Domenico Moccia, Nicoletta Rocchi, Gianni Rinaldini, Carlo Podda, Giorgio Cremaschi, Maurizio Scarpa
La Commissione di Garanzia congressuale della Cgil, nella riunione tenutasi ieri notte, ha assunto una delibera che modifica radicalmente le modalità di elezione dei delegati da sempre usate in CGIL, falsando irrimediabilmente il risultato finale del congresso.
Quanto avvenuto ieri notte in Commissione di Garanzia, organo terzo statutariamente preposto al controllo della regolarità dello svolgimento delle procedure congressuali, è di gravità inaudita.
A fronte di diffusi comportamenti nei territori e di un preciso orientamento della presunta maggioranza di assumere una decisione tesa ad alterare il voto liberamente espresso dalle assemblee di base, i componenti la Commissione di Garanzia della mozione "La CGIL che vogliamo" hanno deciso di autosospendersi.
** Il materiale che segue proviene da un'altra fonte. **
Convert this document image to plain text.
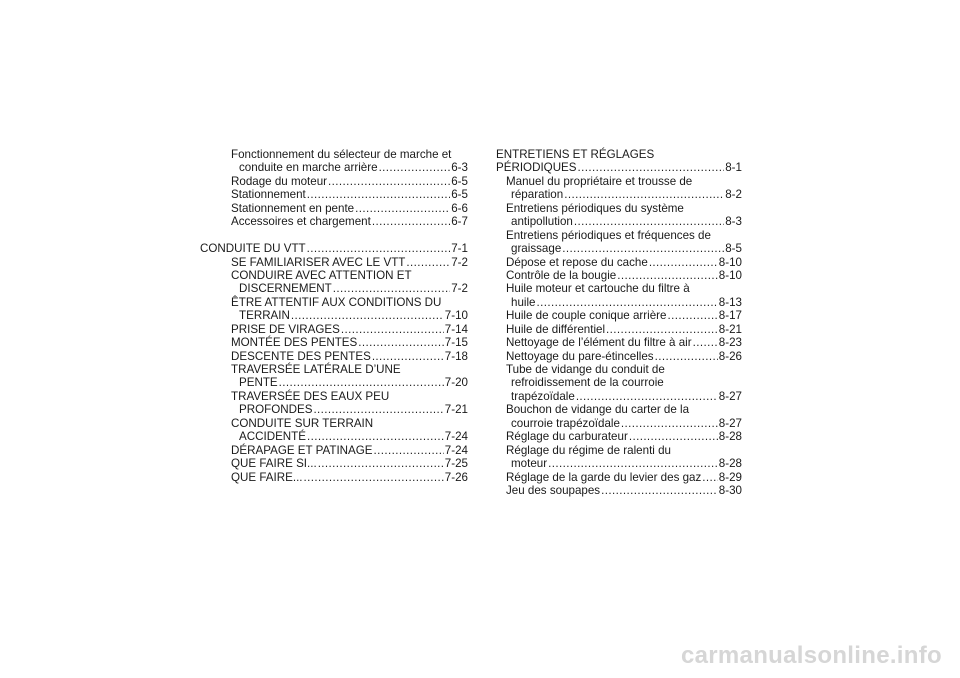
Fonctionnement du sélecteur de marche et
conduite en marche arrière .....	6-3
Rodage du moteur .....	6-5
Stationnement .....	6-5
Stationnement en pente .....	6-6
Accessoires et chargement .....	6-7
CONDUITE DU VTT .....	7-1
SE FAMILIARISER AVEC LE VTT .....	7-2
CONDUIRE AVEC ATTENTION ET
DISCERNEMENT .....	7-2
ÊTRE ATTENTIF AUX CONDITIONS DU
TERRAIN .....	7-10
PRISE DE VIRAGES .....	7-14
MONTÉE DES PENTES .....	7-15
DESCENTE DES PENTES .....	7-18
TRAVERSÉE LATÉRALE D’UNE
PENTE .....	7-20
TRAVERSÉE DES EAUX PEU
PROFONDES .....	7-21
CONDUITE SUR TERRAIN
ACCIDENTÉ .....	7-24
DÉRAPAGE ET PATINAGE .....	7-24
QUE FAIRE SI... .....	7-25
QUE FAIRE... .....	7-26
ENTRETIENS ET RÉGLAGES
PÉRIODIQUES .....	8-1
Manuel du propriétaire et trousse de
réparation .....	8-2
Entretiens périodiques du système
antipollution .....	8-3
Entretiens périodiques et fréquences de
graissage .....	8-5
Dépose et repose du cache .....	8-10
Contrôle de la bougie .....	8-10
Huile moteur et cartouche du filtre à
huile .....	8-13
Huile de couple conique arrière .....	8-17
Huile de différentiel .....	8-21
Nettoyage de l’élément du filtre à air ..... 8-23
Nettoyage du pare-étincelles .....	8-26
Tube de vidange du conduit de
refroidissement de la courroie
trapézoïdale .....	8-27
Bouchon de vidange du carter de la
courroie trapézoïdale .....	8-27
Réglage du carburateur .....	8-28
Réglage du régime de ralenti du
moteur .....	8-28
Réglage de la garde du levier des gaz ..... 8-29
Jeu des soupapes .....	8-30
carmanualsonline.info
La Commissione, pure in presenza di un atto così grave, ha deciso di proseguire la riunione e di assumere tale delibera.
La mozione "La CGIL che vogliamo" si convoca per sabato mattina in CGIL per assumere tutte le iniziative necessarie a ripristinare trasparenza e legittimità nelle procedure congressuali.
Su questi temi è convocata una conferenza stampa per martedì 2 febbraio.